Financial literacy for children and youth is not a common subject matter in our society today. Often times we talk about financial management for youth in entrepreneurship and in very rare cases do children come up in a conversation pertaining to money.
Financial literacy for children and youth is not a common subject matter in our society today. Often times we talk about financial management for youth in entrepreneurship and in very rare cases do children come up in a conversation pertaining to money.
Today marks the last day of the Global Money Week, a global event whose objective is to engender the discussion of money awareness among children and the youth. Taking place only once a year in the month of March, this year it was marked from 14th to 20th March. According to Child and Youth Finance International - the organization that initiated and coordinates the Global Money Week, the goal is to teach children and youth about money, saving, creating livelihoods, gaining employment and entrepreneurship through engaging activities and events.
Rwanda has a youthful population. In 2014, it was estimated that 93.5% of the total population is below the age of 54 years. Of these, 61% were persons below the age of 24 (CIA world factbook). This makes Rwanda one of the most youthful countries in the world. By 2020, we expect the figure to have increased by leaps and bounds.
Within the scope of the Global Money Week, these statistics inevitably bring up two important intertwined questions: Number one, what is the level of financial literacy among this youthful population and two, how prepared are young Rwandans today for the future ahead?
At a global level, the government has clearly laid out what can be considered great road maps for achieving sustainable socio-economic development – Vision 2020 and other commitments regionally and internationally.
The future sounds bright for Rwandans and I believe that its realization is dependent upon the capability of the youthful Rwandan population to step up and overcome current challenges.
Financial literacy is an indispensible tool in this day and age and it is high time that everyone came to the realization of the need to engage children and the youth in financial literacy for sustainable development.
Experience has shown that financial empowerment goes hand in hand with social growth. For instance, we cannot talk about women emancipation without bringing in the aspect of opportunities for economic independence and growth.
A woman who is enlightened on her rights but does not have the opportunity for economic growth or independence is not able to live up to her full potential. On the other hand, a woman who is aware of her rights and has the opportunity to pursue economic independence is equipped to bring about positive transformation in her society.
It’s an undeniable social fact that the values instilled in children more often than not drive the decisions they make in their adulthood. The money values instilled in young Rwandans today will either align or distance them from the achievement of Rwanda’s vision. The youth need to be armed to the teeth with the right values and ideas on money to prepare them for the future.

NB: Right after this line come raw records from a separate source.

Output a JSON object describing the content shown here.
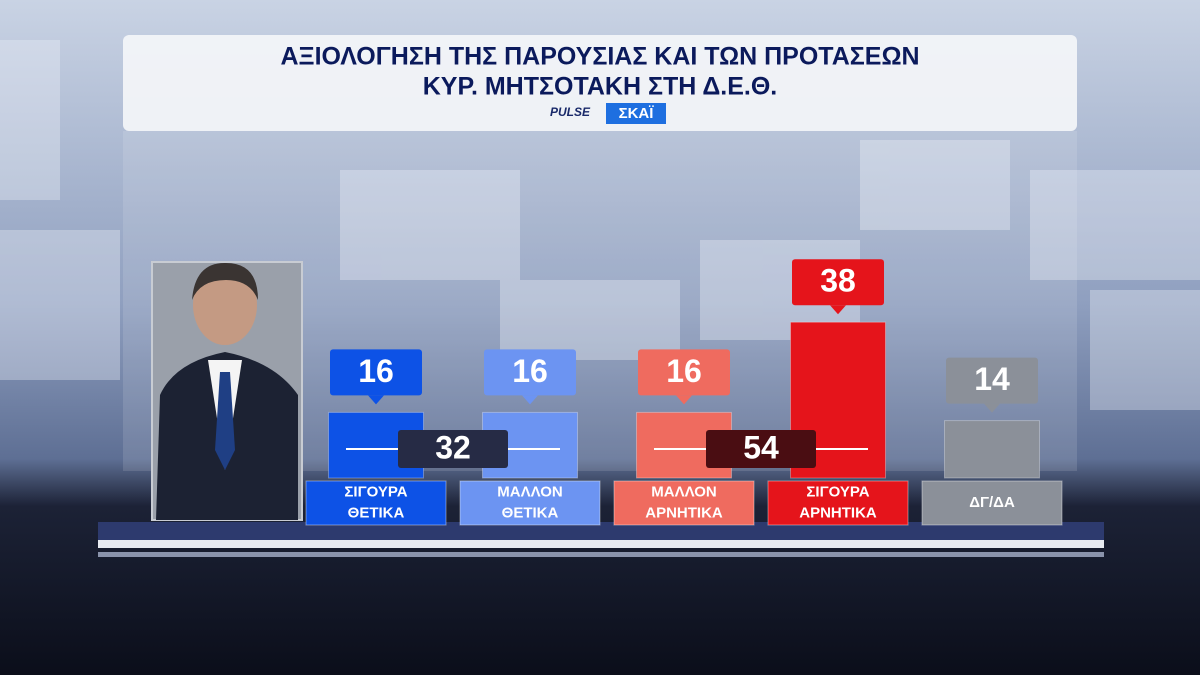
{
  "chart_data": {
    "type": "bar",
    "title": [
      "ΑΞΙΟΛΟΓΗΣΗ ΤΗΣ ΠΑΡΟΥΣΙΑΣ ΚΑΙ ΤΩΝ ΠΡΟΤΑΣΕΩΝ",
      "ΚΥΡ. ΜΗΤΣΟΤΑΚΗ ΣΤΗ Δ.Ε.Θ."
    ],
    "logos": [
      "PULSE",
      "ΣΚΑΪ"
    ],
    "categories": [
      [
        "ΣΙΓΟΥΡΑ",
        "ΘΕΤΙΚΑ"
      ],
      [
        "ΜΑΛΛΟΝ",
        "ΘΕΤΙΚΑ"
      ],
      [
        "ΜΑΛΛΟΝ",
        "ΑΡΝΗΤΙΚΑ"
      ],
      [
        "ΣΙΓΟΥΡΑ",
        "ΑΡΝΗΤΙΚΑ"
      ],
      [
        "ΔΓ/ΔΑ"
      ]
    ],
    "values": [
      16,
      16,
      16,
      38,
      14
    ],
    "colors": [
      "#0d52e6",
      "#6c94f2",
      "#ef6b5f",
      "#e5141b",
      "#8b9099"
    ],
    "totals": [
      32,
      54
    ],
    "total_colors": [
      "#262b45",
      "#4a0d12"
    ]
  }
}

A common challenge that is facing the youth worldwide is unemployment. Whether you are looking at the global South or North, the circumstances on youth unemployment are the same. Unemployment rates keep rising as Governments have tried in vain to create enough jobs to absorb qualified youth who join the existing workforce year after year. The agreed solution that many experts have subscribed is building the capacity of the youth to enable them to become job creators instead of job seekers.
The issue of unemployment underscores the urgent need for all to participate in molding the future of young people to prepare them to be first, job creators before job seekers. The journey to individual economic independence requires a shift in mindset whereby young people are seen as vital agents of realizing the Rwandan dream or vision. This mindset encourages everyone to participate in training the youth about money from a young age.
Conversations about saving, investment and creating employment should not be a reserve for adults or university students majoring in business related courses; instead, they should begin taking place in the very homes we’re in. Parents, guardians and mentors should start striking these conversations with children from a young age in order to instill a mindset and discipline on money that is in line with the goal of economic independence and job creation.